Last Time
I listen closely as Fausto explains everything. While I feeel like hitting something– anything– when he tells how it was a trick, there is a part of me that knows this is over. We'd never managed to keep the cure from our city, and now we couldn't keep it from ourselves. When he asks for my consent, I nod. He seems almost surprised that I've agreed.
However, when he offers me the syringes, a feeling of doubt overcomes me. I back away, leaving him confused.
"Do you not want to do this?"
I nod. "Just… just give me a moment okay?"
He consented, going a small distance away. Whether he actually understands, or whether it is just one final concession to the "Boss," I don't know.
What I really need to do is think. Unconsciously, my left hand flicks down, pulling my knife from my belt. I exhale softly and place the blade against my skin. But before I can press down, something stops me, and I just stare at my wrist.
Without noticing it, I have chosen the same spot where I first made a cut. True, the scar has long faded, if the skin was not replaced in the surgery, but still, it is the same spot. I just know it.
This time would be utterly different, and yet utterly the same. Instead of the upset bubblehead looking for a way out, it would be the conflicted special about to leave the web of surgery and lies that had dominated her for as long as she could remember.
But that really wasn't what it had been about, was it, Shay?

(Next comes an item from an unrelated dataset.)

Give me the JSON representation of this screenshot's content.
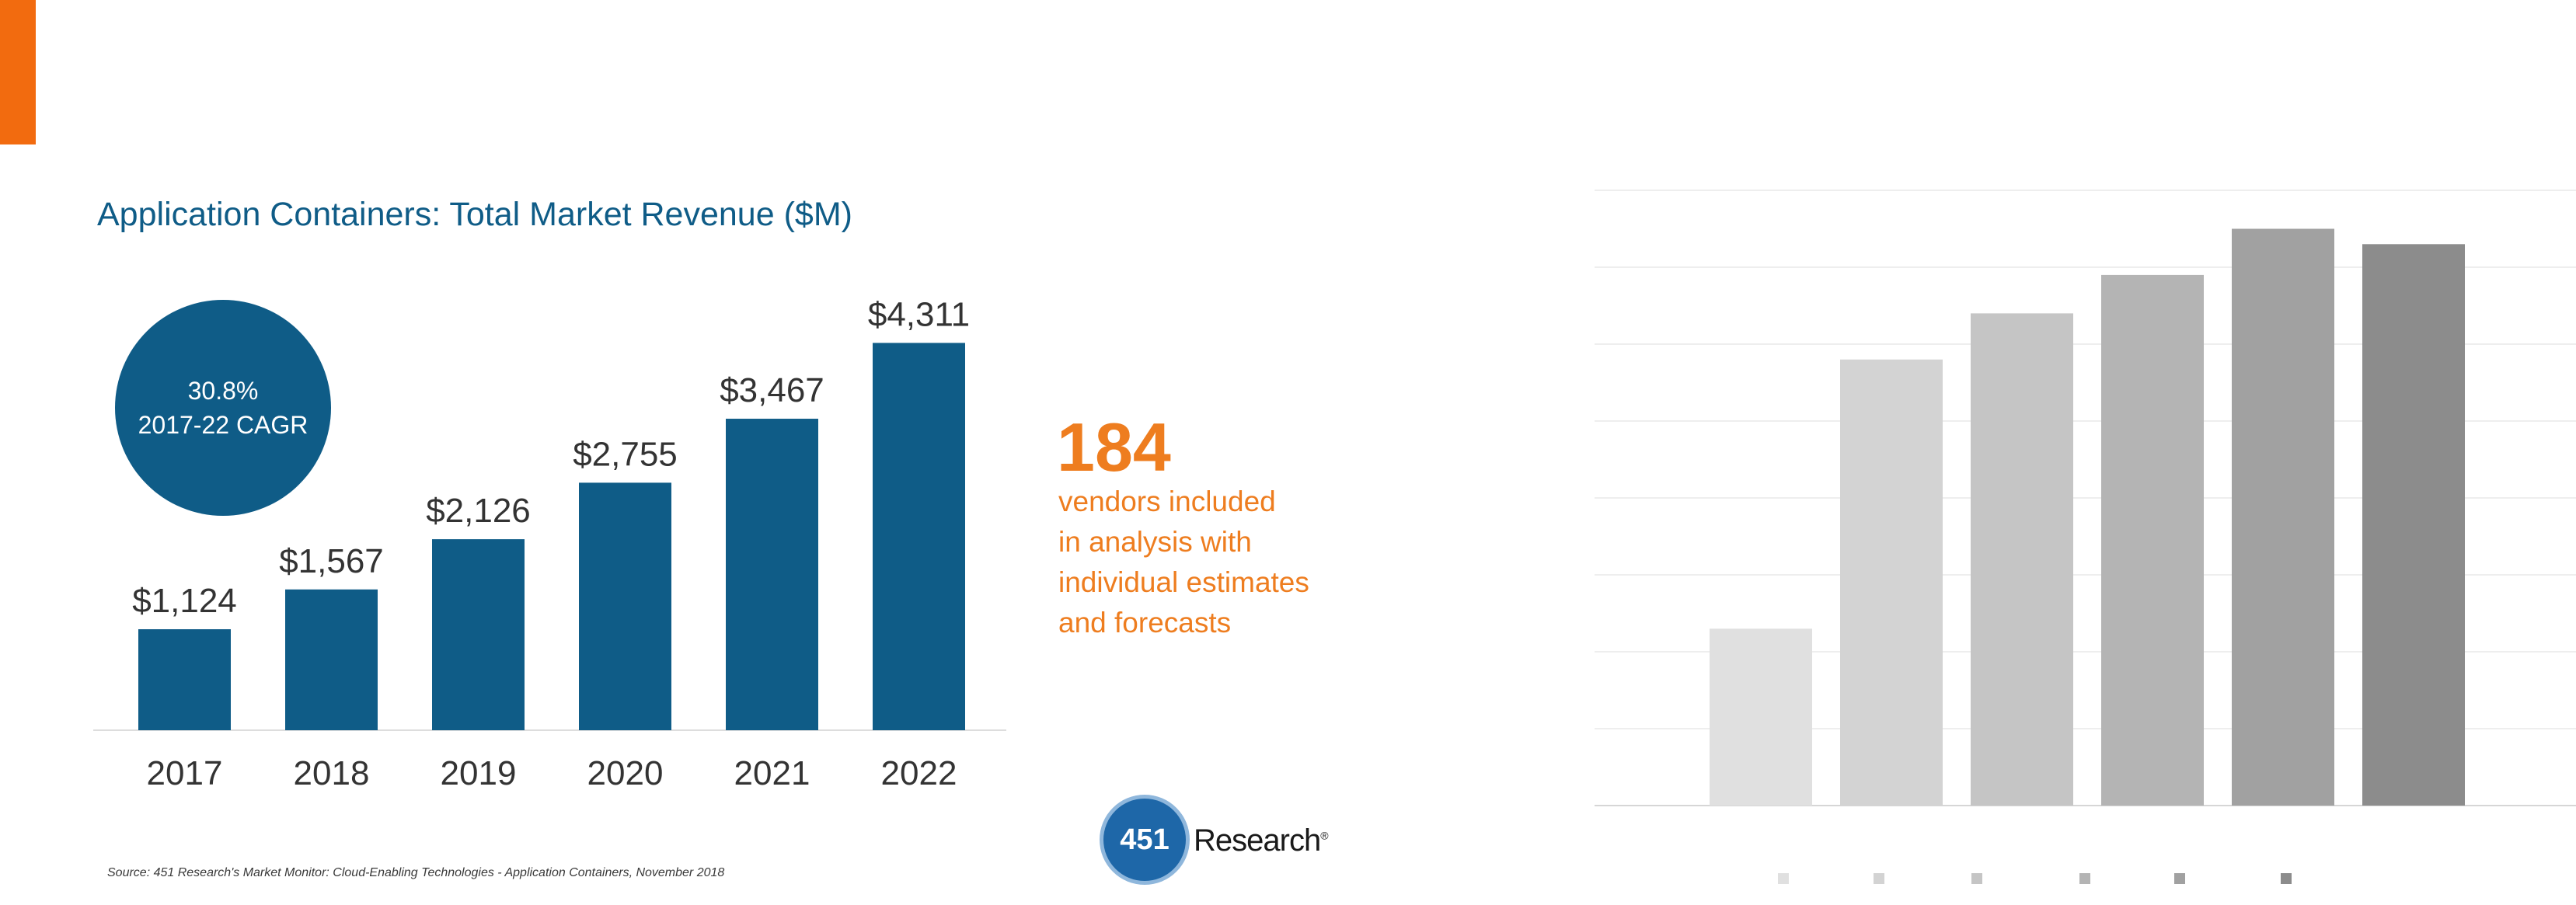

Where did that thought come from? I glance\ around, almost expecting someone else to be watching, to have said that. But I just sigh, because I know it's true. While it was about the cure, I didn't know until later what I had achieved.
No, that first cut had been all about Tally. It hurt when she told me she'd taken the cure already. It hurt worse once I realized who she'd taken it with. I knew then that I'd lost her. When she'd first turned pretty, I thought I had her. I mean what could be better that being perfect for the rest of your life? Har har. I'd known what was better, and so did she. But still, it hurt. And to know that I meant less to her than Zane, Zane who she barely knew, that was what drove me.
But how quickly we forget. Once I was special, that old desire was back. So I chased her down. Once she was special, I thought, all my troubles would be over. So I ignored everything that told me otherwise. I pretended it was perfect, that I had the power to create my perfect world. But it was never that way, and, I am beginning to realize, will never be that way.
"Boss?" Fausto's voice breaks me out of my reverie. "You ready?"
"I'm almost done," I call back.
I look down at the blade in my hand and sigh. I am sorry that it had to come to this. I had waited, hoped, pretended. But it was all pointless. Tally didn't care. Tally would probably never care, not the way I wanted, no, needed her to. So I must start again. Cut her out of my life, and try to keep it that way.
I press the blade down, and I know instantly that this will be the last time. The pain shoots through me for the briefest moment, heightening my senses, before it fades to a dull ache, leaving me feeling distant. I stare at the mark without wincing, sheathing my knife. I will take the cure now. In a few days, maybe a week at most, they will do another operation to "deweaponize" my body. I hope that they will leave me this one small scar. To remember.